Lauren aponta para nós ao acaso, dizendo quais medos vamos enfrentar. Eu estava parada atrás, então serei uma das últimas. O medo que ela escolheu para mim foi o de sequestro.
Como não estava conectada a nenhum computador enquanto espero, não posso ver a simulação, só a reação da pessoa a ela. É o jeito perfeito de me distrair da minha preocupação com Tobias – fechando minhas mãos em punhos enquanto Will espanta aranhas que eu não consigo ver e Uriah pressiona suas mãos contra paredes invisíveis para mim e sorrindo quando Peter ficava vermelho brilhante durante qualquer que seja a humilhação pública que ele esteja passando. E então é minha vez.
Os obstáculos não serão confortáveis para mim, mas como eu pude manipular todas as simulações, não apenas essa, e porque experimentei a paisagem do medo de Tobias, eu não estou apreensiva quando Lauren aplica a injeção no meu pescoço.
Em seguida o cenário muda e o sequestro começa. O chão transforma-se em grama sob meus pés, e mãos se fecham em torno dos meus braços, tampando minha boca. Está muito escuro para enxergar qualquer coisa.

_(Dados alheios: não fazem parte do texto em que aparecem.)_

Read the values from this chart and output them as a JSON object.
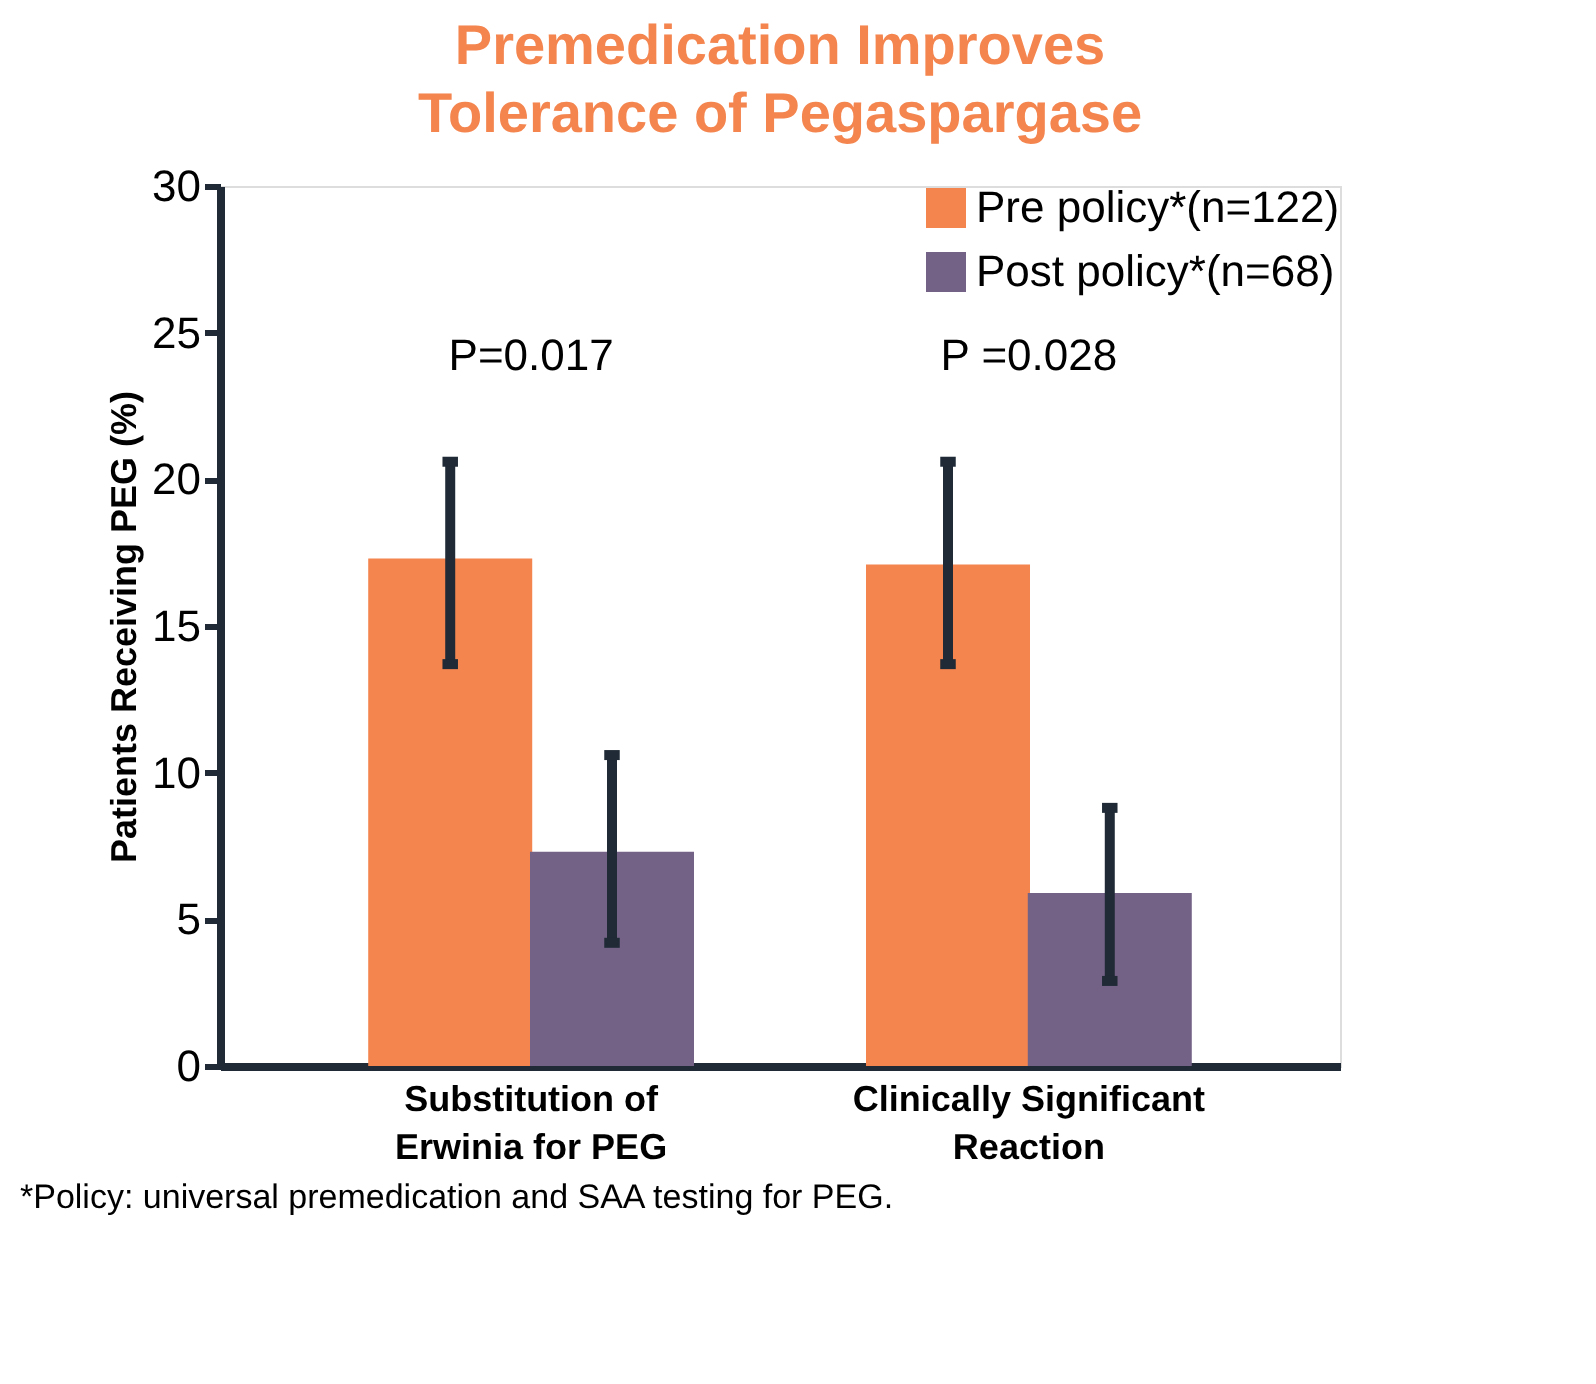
{
  "chart_data": {
    "type": "bar",
    "title": "Premedication Improves\nTolerance of Pegaspargase",
    "ylabel": "Patients Receiving PEG (%)",
    "categories": [
      "Substitution of\nErwinia for PEG",
      "Clinically Significant\nReaction"
    ],
    "series": [
      {
        "name": "Pre policy*(n=122)",
        "color": "#f4854f",
        "values": [
          17.3,
          17.1
        ],
        "errors": [
          [
            13.7,
            20.6
          ],
          [
            13.7,
            20.6
          ]
        ]
      },
      {
        "name": "Post policy*(n=68)",
        "color": "#736286",
        "values": [
          7.3,
          5.9
        ],
        "errors": [
          [
            4.2,
            10.6
          ],
          [
            2.9,
            8.8
          ]
        ]
      }
    ],
    "ylim": [
      0,
      30
    ],
    "yticks": [
      0,
      5,
      10,
      15,
      20,
      25,
      30
    ],
    "grid": false,
    "legend": "top right",
    "annotations": [
      "P=0.017",
      "P =0.028",
      "*Policy: universal premedication and SAA testing for PEG."
    ]
  }
}
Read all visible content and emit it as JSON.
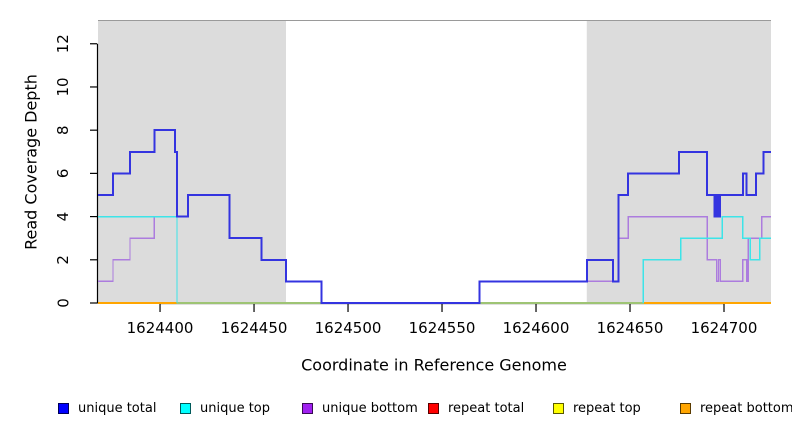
{
  "chart_data": {
    "type": "line",
    "subtype": "step-coverage-plot",
    "title": "",
    "xlabel": "Coordinate in Reference Genome",
    "ylabel": "Read Coverage Depth",
    "xlim": [
      1624367,
      1624725
    ],
    "ylim": [
      0,
      13.1
    ],
    "grid": false,
    "x_ticks": [
      {
        "value": 1624400,
        "label": "1624400"
      },
      {
        "value": 1624450,
        "label": "1624450"
      },
      {
        "value": 1624500,
        "label": "1624500"
      },
      {
        "value": 1624550,
        "label": "1624550"
      },
      {
        "value": 1624600,
        "label": "1624600"
      },
      {
        "value": 1624650,
        "label": "1624650"
      },
      {
        "value": 1624700,
        "label": "1624700"
      }
    ],
    "y_ticks": [
      {
        "value": 0,
        "label": "0"
      },
      {
        "value": 2,
        "label": "2"
      },
      {
        "value": 4,
        "label": "4"
      },
      {
        "value": 6,
        "label": "6"
      },
      {
        "value": 8,
        "label": "8"
      },
      {
        "value": 10,
        "label": "10"
      },
      {
        "value": 12,
        "label": "12"
      }
    ],
    "shaded_regions": [
      {
        "from": 1624367,
        "to": 1624467,
        "color": "#DCDCDC"
      },
      {
        "from": 1624627,
        "to": 1624725,
        "color": "#DCDCDC"
      }
    ],
    "series": [
      {
        "name": "repeat total",
        "color": "#FF0000",
        "width": 1.4,
        "start": 1624367,
        "segments": [
          [
            0,
            1624725
          ]
        ]
      },
      {
        "name": "repeat top",
        "color": "#FFFF00",
        "width": 1.4,
        "start": 1624367,
        "segments": [
          [
            0,
            1624725
          ]
        ]
      },
      {
        "name": "repeat bottom",
        "color": "#FFA500",
        "width": 2,
        "start": 1624367,
        "segments": [
          [
            0,
            1624725
          ]
        ]
      },
      {
        "name": "unlabeled green baseline",
        "color": "#90EE90",
        "width": 1.4,
        "start": 1624409,
        "segments": [
          [
            0,
            1624643
          ]
        ]
      },
      {
        "name": "unique bottom",
        "color": "#AC7CDE",
        "width": 1.4,
        "start": 1624367,
        "segments": [
          [
            1,
            1624375
          ],
          [
            2,
            1624384
          ],
          [
            3,
            1624397
          ],
          [
            4,
            1624409
          ],
          [
            0,
            1624570
          ],
          [
            1,
            1624644
          ],
          [
            3,
            1624649
          ],
          [
            4,
            1624691
          ],
          [
            2,
            1624696
          ],
          [
            1,
            1624697
          ],
          [
            2,
            1624698
          ],
          [
            1,
            1624710
          ],
          [
            2,
            1624712
          ],
          [
            1,
            1624713
          ],
          [
            3,
            1624720
          ],
          [
            4,
            1624725
          ]
        ]
      },
      {
        "name": "unique top",
        "color": "#3DE4E8",
        "width": 1.4,
        "start": 1624367,
        "segments": [
          [
            4,
            1624409
          ],
          [
            0,
            1624657
          ],
          [
            2,
            1624677
          ],
          [
            3,
            1624699
          ],
          [
            4,
            1624710
          ],
          [
            3,
            1624714
          ],
          [
            2,
            1624719
          ],
          [
            3,
            1624725
          ]
        ]
      },
      {
        "name": "unique total",
        "color": "#3434E0",
        "width": 2,
        "start": 1624367,
        "segments": [
          [
            5,
            1624375
          ],
          [
            6,
            1624384
          ],
          [
            7,
            1624397
          ],
          [
            8,
            1624408
          ],
          [
            7,
            1624409
          ],
          [
            4,
            1624415
          ],
          [
            5,
            1624437
          ],
          [
            3,
            1624454
          ],
          [
            2,
            1624467
          ],
          [
            1,
            1624486
          ],
          [
            0,
            1624570
          ],
          [
            1,
            1624627
          ],
          [
            2,
            1624641
          ],
          [
            1,
            1624644
          ],
          [
            5,
            1624649
          ],
          [
            6,
            1624676
          ],
          [
            7,
            1624691
          ],
          [
            5,
            1624695
          ],
          [
            4,
            1624696
          ],
          [
            5,
            1624697
          ],
          [
            4,
            1624698
          ],
          [
            5,
            1624710
          ],
          [
            6,
            1624712
          ],
          [
            5,
            1624717
          ],
          [
            6,
            1624721
          ],
          [
            7,
            1624725
          ]
        ]
      }
    ],
    "legend": [
      {
        "label": "unique total",
        "color": "#0000FF"
      },
      {
        "label": "unique top",
        "color": "#00FFFF"
      },
      {
        "label": "unique bottom",
        "color": "#A020F0"
      },
      {
        "label": "repeat total",
        "color": "#FF0000"
      },
      {
        "label": "repeat top",
        "color": "#FFFF00"
      },
      {
        "label": "repeat bottom",
        "color": "#FFA500"
      }
    ],
    "legend_position": "bottom"
  }
}
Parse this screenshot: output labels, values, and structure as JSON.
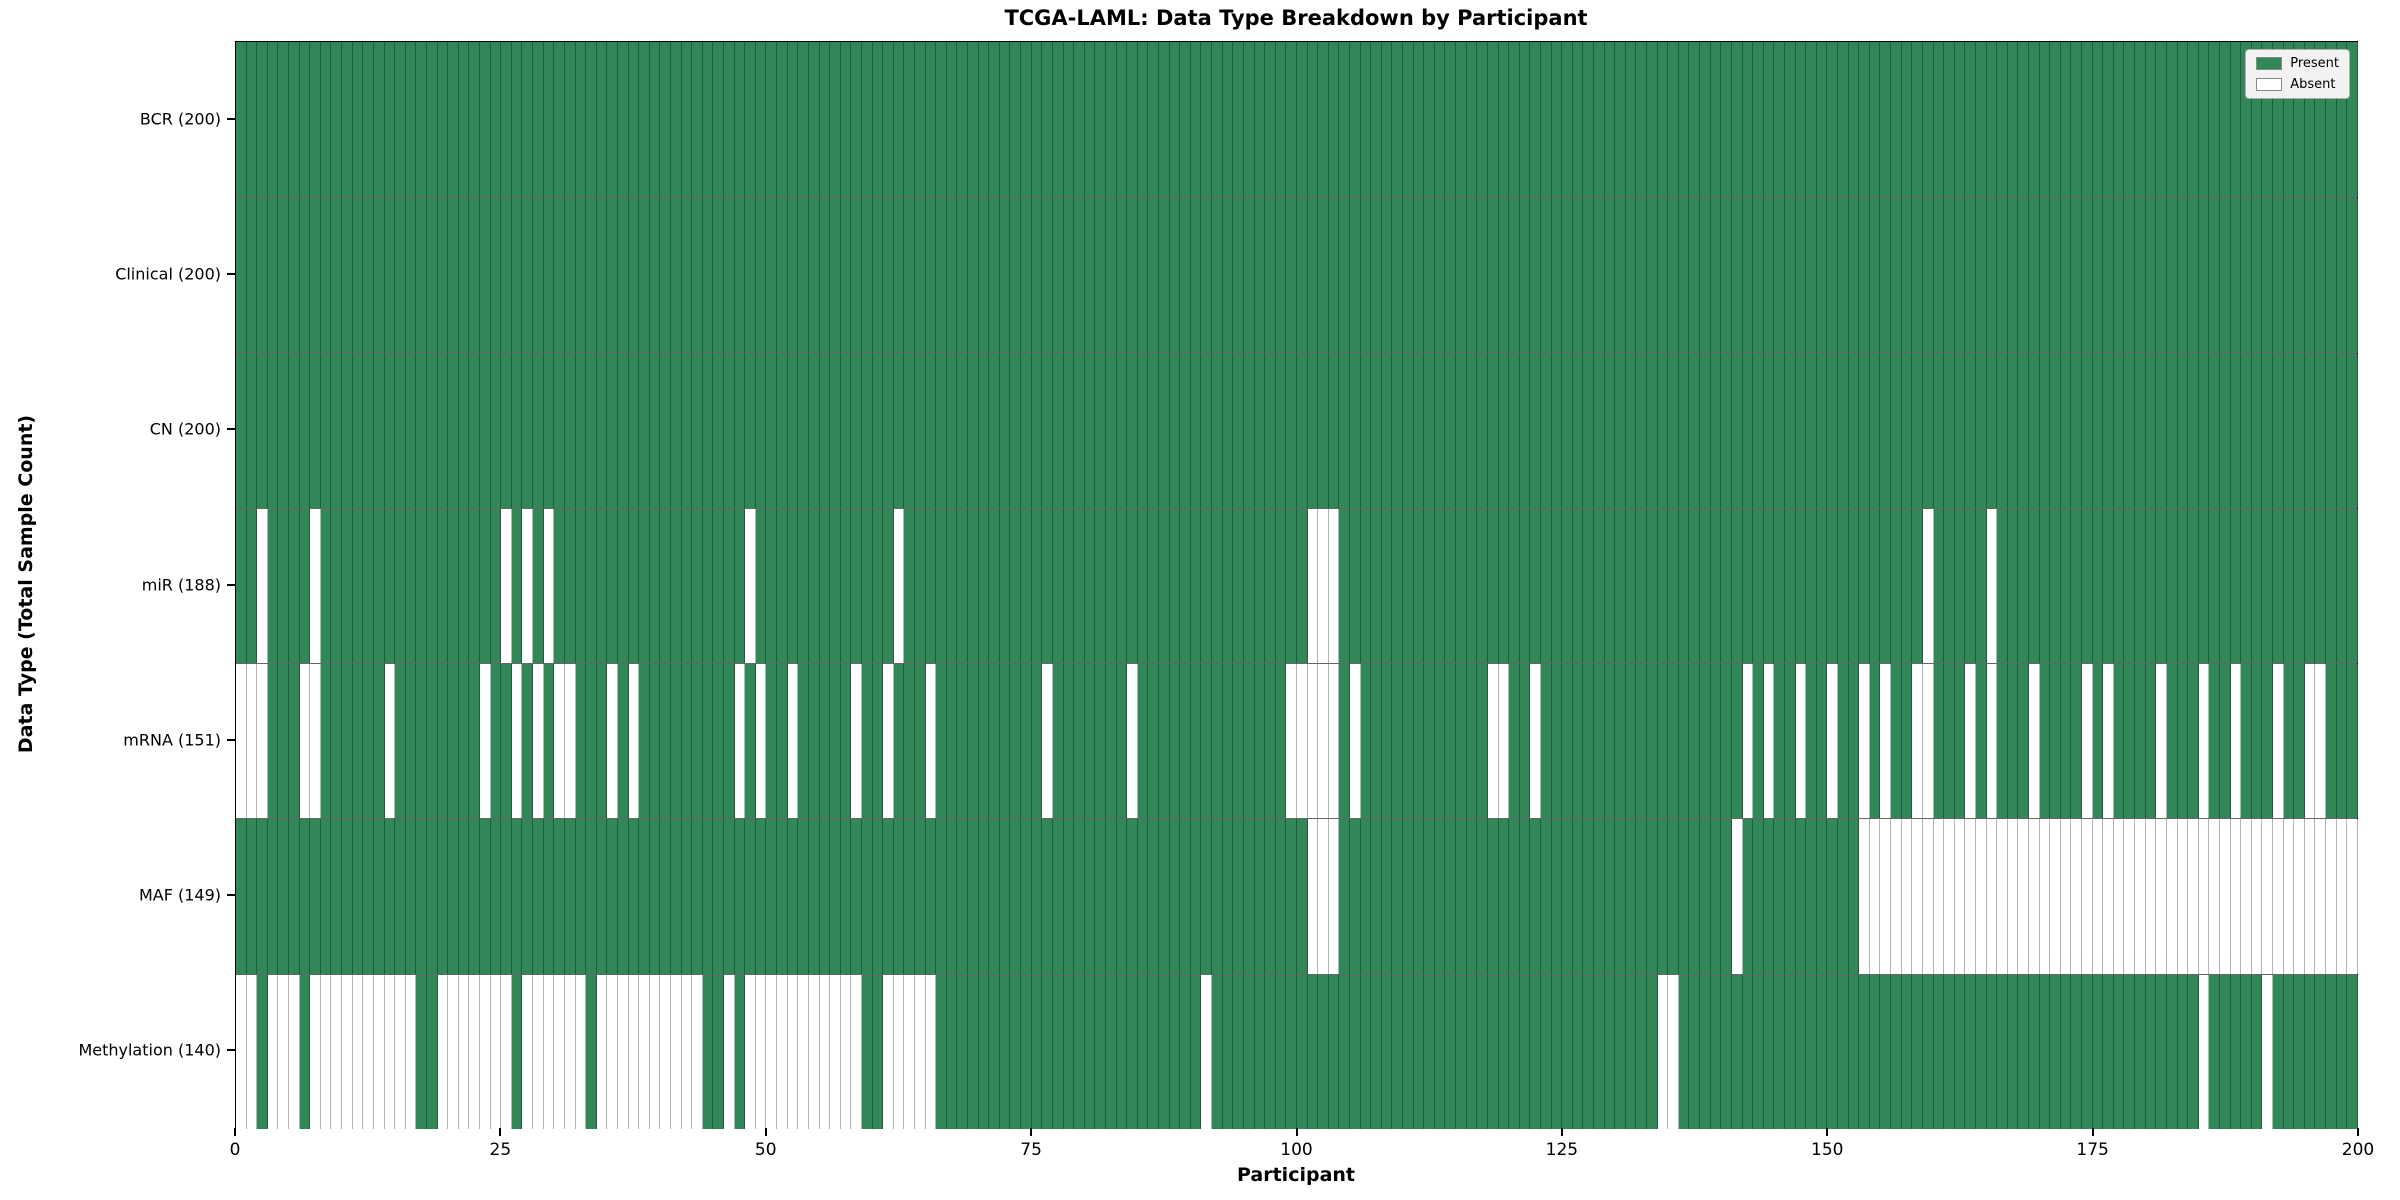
{
  "title": "TCGA-LAML: Data Type Breakdown by Participant",
  "xlabel": "Participant",
  "ylabel": "Data Type (Total Sample Count)",
  "legend": {
    "present_label": "Present",
    "absent_label": "Absent"
  },
  "colors": {
    "present": "#318758",
    "absent": "#ffffff",
    "present_edge": "#1f5c3a",
    "absent_edge": "#b4b4b4"
  },
  "chart_data": {
    "type": "heatmap",
    "title": "TCGA-LAML: Data Type Breakdown by Participant",
    "xlabel": "Participant",
    "ylabel": "Data Type (Total Sample Count)",
    "x_range": [
      0,
      200
    ],
    "n_participants": 200,
    "x_ticks": [
      0,
      25,
      50,
      75,
      100,
      125,
      150,
      175,
      200
    ],
    "legend_position": "upper right",
    "values_legend": {
      "1": "Present",
      "0": "Absent"
    },
    "rows": [
      {
        "label": "BCR (200)",
        "name": "BCR",
        "present_count": 200,
        "absent_participants": []
      },
      {
        "label": "Clinical (200)",
        "name": "Clinical",
        "present_count": 200,
        "absent_participants": []
      },
      {
        "label": "CN (200)",
        "name": "CN",
        "present_count": 200,
        "absent_participants": []
      },
      {
        "label": "miR (188)",
        "name": "miR",
        "present_count": 188,
        "absent_participants": [
          2,
          7,
          25,
          27,
          29,
          48,
          62,
          101,
          102,
          103,
          159,
          165
        ]
      },
      {
        "label": "mRNA (151)",
        "name": "mRNA",
        "present_count": 151,
        "absent_participants": [
          0,
          1,
          2,
          6,
          7,
          14,
          23,
          26,
          28,
          30,
          31,
          35,
          37,
          47,
          49,
          52,
          58,
          61,
          65,
          76,
          84,
          99,
          100,
          101,
          102,
          103,
          105,
          118,
          119,
          122,
          142,
          144,
          147,
          150,
          153,
          155,
          158,
          159,
          163,
          165,
          169,
          174,
          176,
          181,
          185,
          188,
          192,
          195,
          196
        ]
      },
      {
        "label": "MAF (149)",
        "name": "MAF",
        "present_count": 149,
        "absent_participants": [
          101,
          102,
          103,
          141,
          153,
          154,
          155,
          156,
          157,
          158,
          159,
          160,
          161,
          162,
          163,
          164,
          165,
          166,
          167,
          168,
          169,
          170,
          171,
          172,
          173,
          174,
          175,
          176,
          177,
          178,
          179,
          180,
          181,
          182,
          183,
          184,
          185,
          186,
          187,
          188,
          189,
          190,
          191,
          192,
          193,
          194,
          195,
          196,
          197,
          198,
          199
        ]
      },
      {
        "label": "Methylation (140)",
        "name": "Methylation",
        "present_count": 140,
        "absent_participants": [
          0,
          1,
          3,
          4,
          5,
          7,
          8,
          9,
          10,
          11,
          12,
          13,
          14,
          15,
          16,
          19,
          20,
          21,
          22,
          23,
          24,
          25,
          27,
          28,
          29,
          30,
          31,
          32,
          34,
          35,
          36,
          37,
          38,
          39,
          40,
          41,
          42,
          43,
          46,
          48,
          49,
          50,
          51,
          52,
          53,
          54,
          55,
          56,
          57,
          58,
          61,
          62,
          63,
          64,
          65,
          91,
          134,
          135,
          185,
          191
        ]
      }
    ]
  },
  "geometry_note": "7 data-type rows by 200 participant columns; green = present, white = absent"
}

Eu estou em pé perto do abismo. Consigo escutar o barulho da água. Grito contra a mão que cobre minha boca e me debato tentando me libertar, mas os braços são fortes demais; meus sequestradores são fortes demais. A imagem de mim mesma caindo na escuridão preenche minha mente, a mesma imagem que eu agora carrego em meus pesadelos. Grito novamente; grito até minha garganta doer e lágrimas quentes saírem dos meus olhos.
Eu sabia que eles voltariam para mim; sabia que eles tentariam novamente. A primeira vez não foi o bastante. Grito novamente – não por ajuda, porque ninguém irá me ajudar, mas porque é o que você faz quando está prestes a morrer e não pode fazer nada para impedir que isso aconteça.
— Pare — uma voz dura diz.
As mãos desaparecem, e as luzes voltam. Estou em pé no cimento na sala da paisagem do medo. Meu corpo treme, e caio de joelhos, pressionando minhas mãos no meu rosto. Perdi toda a racionalidade, toda noção. O medo de Lauren transformou-se no meu próprio medo.
E todos viram. Tobias me viu.
Ouço passadas. Tobias marcha em minha direção e me coloca de pé.
— O que foi isso, Careta?
— Eu... — Minha respiração vem em soluços. — Eu não...
— Se recomponha! Isso é patético.
Alguma coisa dentro de mim se rompe. Minhas lágrimas param. Calor corre por meu corpo, tirando toda fraqueza de dentro de mim, e eu o estapeio tão forte que minhas juntas ardem com o impacto. Ele me encara, um lado do seu rosto corado com sangue brilhante, e o encaro de volta.
— Cale a boca — eu digo.
Arranco meu braço de seu aperto e saio da sala.